Era um domingo de piquenique em família no parque. Lara, então com quase 1 ano, engatinhou em direção ao cachorro da família ao lado. “Que olhos lindos ela tem! É sua filha?”, perguntou o dono do animal para Luciane, que assentiu com a cabeça. “Não que os seus olhos castanhos não sejam bonitos, mas que sorte ela ter herdado os genes do pai, né?”. Já se preparando para a reação do desconhecido, Luciane respirou fundo e respondeu: “São os genes da outra mãe dela, que também tem olhos claros”, apontando para Thayla, que observava a cena sentada a poucos metros dali. Um rápido levantar de sobrancelhas e um franzir de testa, acompanhados daquela coçadinha básica na cabeça, indicaram uma pane no sistema daquele homem. “Ué, mas quem é a mãe dela afinal?

Mãe 

- Mulher que tem ou teve filho ou filhos. 
- Animal fêmea que tem filho ou filhos. 
- Borra do vinho que ainda não foi posto em limpo. 
- Mulher carinhosa. 
- Protetora. 
- Origem, causa, fonte. 
- Ser fantástico, espécie de sereia de água doce, também chamado uiara e iara. - Pessoa que chora facilmente. 
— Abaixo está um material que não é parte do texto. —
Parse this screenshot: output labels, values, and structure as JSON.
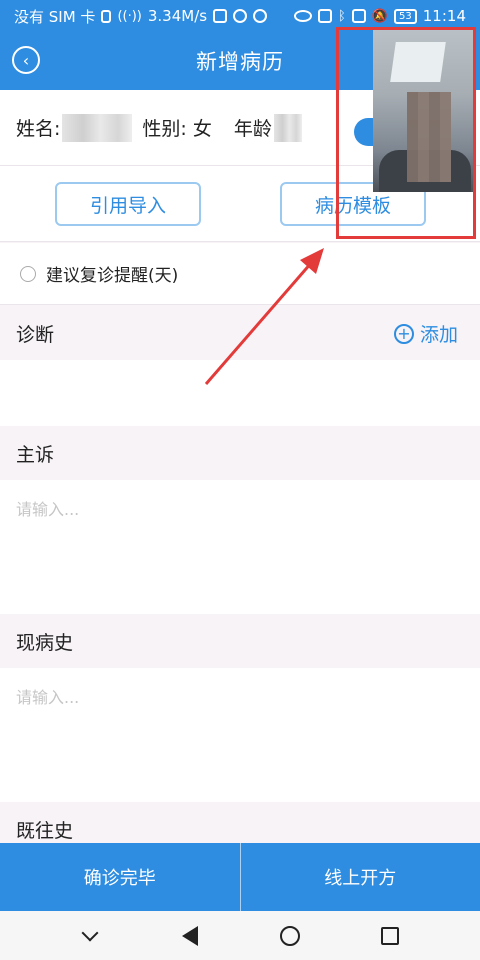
{
  "status_bar": {
    "left_text": "没有 SIM 卡",
    "speed": "3.34M/s",
    "battery": "53",
    "time": "11:14"
  },
  "header": {
    "title": "新增病历"
  },
  "patient": {
    "name_label": "姓名:",
    "gender_label": "性别:",
    "gender_value": "女",
    "age_label": "年龄"
  },
  "actions": {
    "import_label": "引用导入",
    "template_label": "病历模板"
  },
  "recheck": {
    "label": "建议复诊提醒(天)"
  },
  "sections": {
    "diagnosis": {
      "title": "诊断",
      "add_label": "添加"
    },
    "chief_complaint": {
      "title": "主诉",
      "placeholder": "请输入..."
    },
    "present_illness": {
      "title": "现病史",
      "placeholder": "请输入..."
    },
    "past_history": {
      "title": "既往史"
    }
  },
  "bottom_bar": {
    "confirm_label": "确诊完毕",
    "prescribe_label": "线上开方"
  },
  "colors": {
    "primary": "#2e8de0",
    "annotation_red": "#e33a3a"
  }
}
(Dicionário Aurélio Buarque de Hollanda)

A palavra “mãe” tem praticamente a mesma raiz linguística em todos os idiomas do mundo e é pronunciada nos cinco continentes, com pequenas variações, há pelo menos 15 mil anos, segundo Mark Pagel, professor de Biologia Evolutiva da Universidade de Reading, na Inglaterra. Em sua publicação Mother Tongue Hypothesis  (Hipótese da Língua Mãe, em tradução livre), o pesquisador defende que a palavra “mãe” faz parte de um conjunto de 23 vocábulos que sobreviveram à Era do Gelo, quando o planeta era um só continente e possivelmente a humanidade falava um só idioma.
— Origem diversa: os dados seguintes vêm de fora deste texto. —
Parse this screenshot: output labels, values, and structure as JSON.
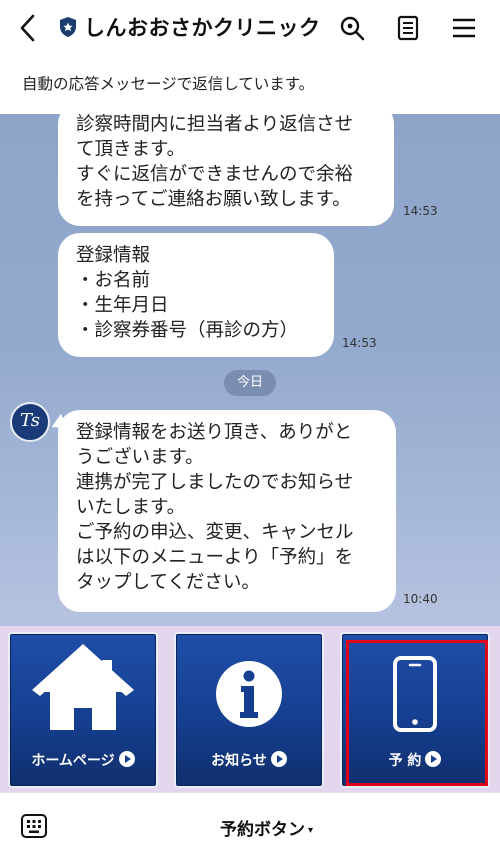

Mas o que faz da palavra “mãe” tão universal e ancestral? Teria essa junção de sons alguma relação direta com a natureza humana?

Uma das explicações, batizada de Teoria da Vinculação, parte do movimento aprendido pelos bebês para sugar o leite do seio e dos barulhos que eles começam a emitir quando estão distantes do peito. A tal sílaba “ma” é utilizada para que a criança sinalize a vontade de se alimentar, replicando uma, duas, quantas vezes forem necessárias até ter a fome saciada.

Mas será que essa palavra, mais antiga que as pirâmides do Egito e tão perene quanto à própria humanidade, não foi inventada para ser usada em dupla? Será que mãe precisa ser só uma mesmo?

Apesar de ter um útero em plena condição para gerar um bebê, a natureza não me trouxe a possibilidade de fazer isso em conjunto com a mulher que eu amo, com quem escolhi dividir as belezas e os percalços da vida.

Como o nosso, há muitos outros casos de mulheres não conformadas com as limitações da “mãe natureza”. No Brasil, há pelo menos 32 mil famílias homoafetivas formadas por duas mães (53,8% do total), segundo dados de 2010 do Instituto Brasileiro de Geografia e Estatística.


Após decidirem pela maternidade, mulheres lésbicas podem passar dias, meses, em busca de informações sobre métodos de reprodução assistida, adoção, acordo com um doador amigo, coparentalidade e tantas outras saídas e combinações. Dá para fazer pelo SUS? Quanto custa todo o procedimento em uma clínica privada? Pode mesmo dar certo se eu fizer em casa? Como fica o registro da criança? Qual o caminho para adotar?

O objetivo desta reportagem é detalhar os métodos e caminhos possíveis e mais utilizados para uma concepção que não vem no pacote da mãe natureza. 

Nossa Chance

Era uma sexta-feira chuvosa. Thayla Rodrigues tratava de ajeitar seu sutiã respingado de leite para conversar comigo enquanto a pequena Lara se debatia em seu colo, lutando contra o sono.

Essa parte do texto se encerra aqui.